American baseball player (1941–1992)

Ronald Everette Davis (October 21, 1941 – September 5, 1992) was an American professional baseball outfielder. He played in Major League Baseball (MLB) during 1962, and from 1966 to 1969, for the Houston Colt .45s / Astros, St. Louis Cardinals and Pittsburgh Pirates.

He was tall and he weighed 180 pounds and before playing professional baseball he attended Duke University.

Originally signed as an amateur free-agent by the Colt .45s in 1961, Davis made his big league debut on August 1, 1962 at the age of 20 against Eddie Mathews, Hank Aaron and the rest of the Milwaukee Braves. In his first big league game, he went 1-for-4. He played in a total of six games in his first big league season, collecting three hits in 14 at-bats for a .214 batting average.

He wouldn't play in the big leagues again until 1966, and he came back in fine fashion. In his first game back – on August 6, 1966, he went 3-for-5 against the Los Angeles Dodgers. His early success eventually tapered off, as he finished the season with a .247 batting average.
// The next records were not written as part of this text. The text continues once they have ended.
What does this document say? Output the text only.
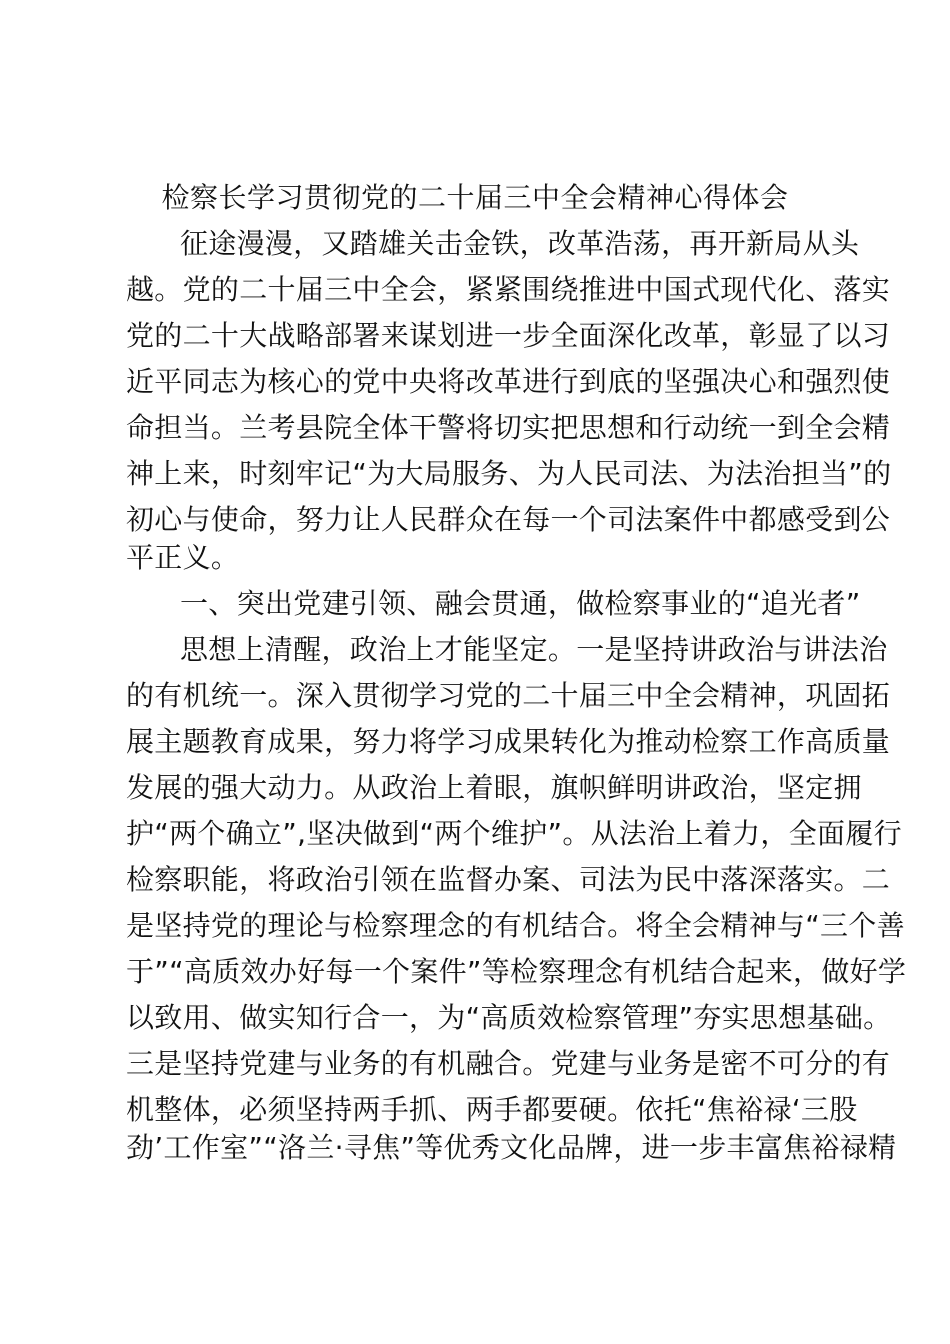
检察长学习贯彻党的二十届三中全会精神心得体会
征途漫漫，又踏雄关击金铁，改革浩荡，再开新局从头
越。党的二十届三中全会，紧紧围绕推进中国式现代化、落实
党的二十大战略部署来谋划进一步全面深化改革，彰显了以习
近平同志为核心的党中央将改革进行到底的坚强决心和强烈使
命担当。兰考县院全体干警将切实把思想和行动统一到全会精
神上来，时刻牢记“为大局服务、为人民司法、为法治担当”的
初心与使命，努力让人民群众在每一个司法案件中都感受到公
平正义。
一、突出党建引领、融会贯通，做检察事业的“追光者”
思想上清醒，政治上才能坚定。一是坚持讲政治与讲法治
的有机统一。深入贯彻学习党的二十届三中全会精神，巩固拓
展主题教育成果，努力将学习成果转化为推动检察工作高质量
发展的强大动力。从政治上着眼，旗帜鲜明讲政治，坚定拥
护“两个确立”,坚决做到“两个维护”。从法治上着力，全面履行
检察职能，将政治引领在监督办案、司法为民中落深落实。二
是坚持党的理论与检察理念的有机结合。将全会精神与“三个善
于”“高质效办好每一个案件”等检察理念有机结合起来，做好学
以致用、做实知行合一，为“高质效检察管理”夯实思想基础。
三是坚持党建与业务的有机融合。党建与业务是密不可分的有
机整体，必须坚持两手抓、两手都要硬。依托“焦裕禄‘三股
劲’工作室”“洛兰·寻焦”等优秀文化品牌，进一步丰富焦裕禄精
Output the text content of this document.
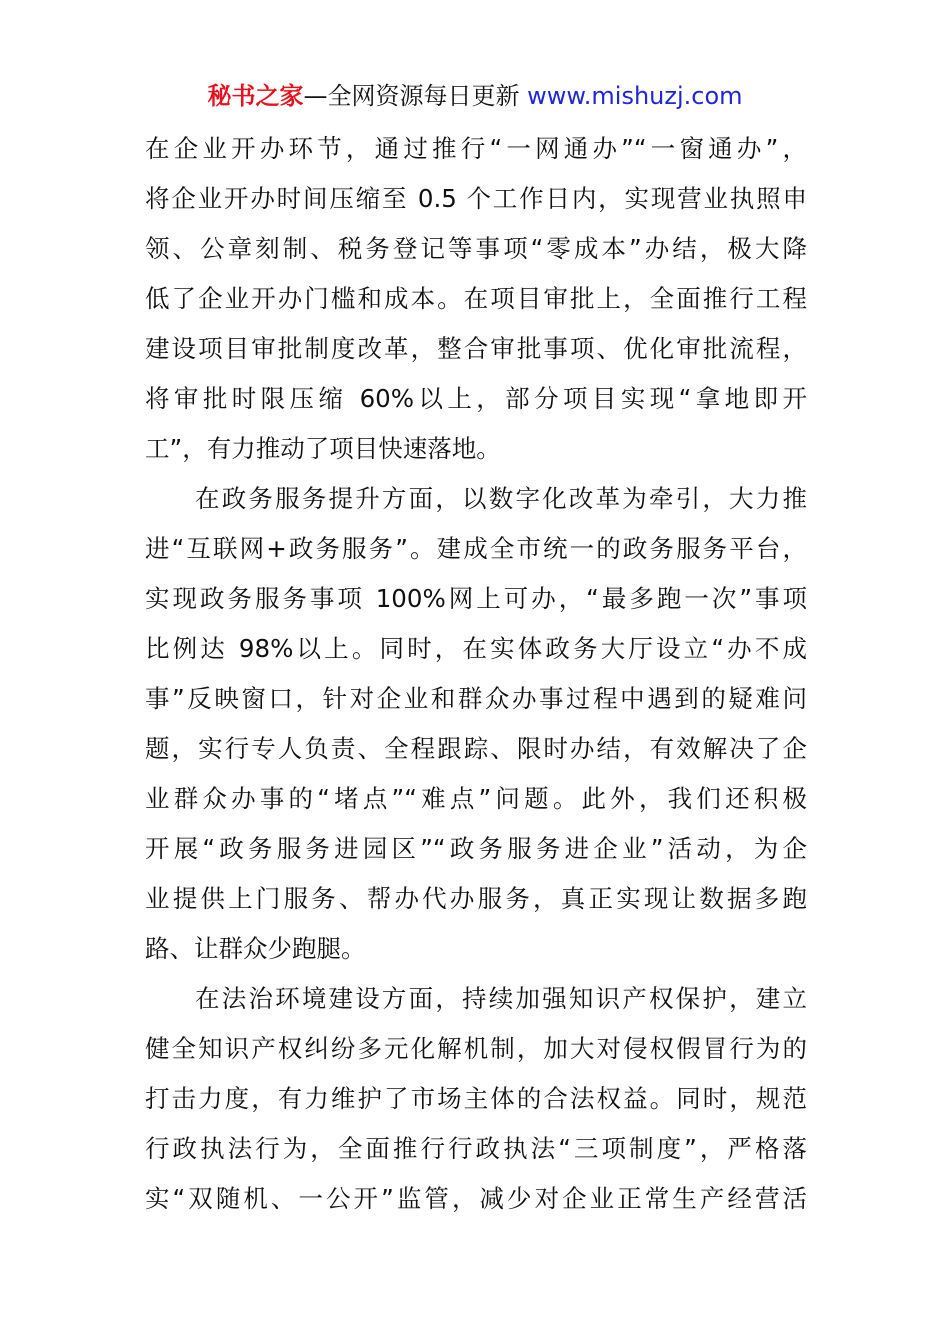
秘书之家—全网资源每日更新 www.mishuzj.com
在企业开办环节，通过推行“一网通办”“一窗通办”，
将企业开办时间压缩至 0.5 个工作日内，实现营业执照申
领、公章刻制、税务登记等事项“零成本”办结，极大降
低了企业开办门槛和成本。在项目审批上，全面推行工程
建设项目审批制度改革，整合审批事项、优化审批流程，
将审批时限压缩 60%以上，部分项目实现“拿地即开
工”，有力推动了项目快速落地。
在政务服务提升方面，以数字化改革为牵引，大力推
进“互联网+政务服务”。建成全市统一的政务服务平台，
实现政务服务事项 100%网上可办，“最多跑一次”事项
比例达 98%以上。同时，在实体政务大厅设立“办不成
事”反映窗口，针对企业和群众办事过程中遇到的疑难问
题，实行专人负责、全程跟踪、限时办结，有效解决了企
业群众办事的“堵点”“难点”问题。此外，我们还积极
开展“政务服务进园区”“政务服务进企业”活动，为企
业提供上门服务、帮办代办服务，真正实现让数据多跑
路、让群众少跑腿。
在法治环境建设方面，持续加强知识产权保护，建立
健全知识产权纠纷多元化解机制，加大对侵权假冒行为的
打击力度，有力维护了市场主体的合法权益。同时，规范
行政执法行为，全面推行行政执法“三项制度”，严格落
实“双随机、一公开”监管，减少对企业正常生产经营活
1967 was the best year of Davis' career. He appeared in 94 games, collecting 73 hits in 285 at-bats for a .256 batting average. He also hit seven home runs and drove in 38 RBI.

He started the 1968 season with the Astros, playing in 52 games for them, hitting .212. He was traded from the Astros to the Cardinals for Dick Simpson and Hal Gilson before the trade deadline on June 15. In 33 games with St. Louis, he hit .177. Overall, he hit .203 in 1968. He appeared in the World Series with the Cardinals in 1968 – in two games, he collected no hits in seven at-bats.

Following the 1968 season, Davis was traded with minor leaguer Phil Knuckles, Danny Breeden and Ed Spiezio for Dave Giusti of the San Diego Padres. Then, just before the start of the 1969 season, he was traded with Bobby Klaus to the Pirates for Tommie Sisk and Chris Cannizzaro.

He played his final season in the Majors in 1969. In 62 games for the Pirates, he collected 15 hits in 64 at-bats for a .234 batting average.

In 1970 and 1971 Davis played in the minors for the Pirates International League AAA farm team the Columbus Jets. The team moved to Charleston, West Virginia in 1971 becoming the Charleston Charlies.

Overall, Davis played in 295 games in his five-year career, collecting 199 hits in 853 at-bats for a .233 batting average. He scored 96 runs and drove 79 in. He hit 44 doubles, six triples and 10 home runs, and he stole nine bases in 18 attempts. He walked 56 times and struck out 160 times. He died in Houston in 1992 at the age of 50.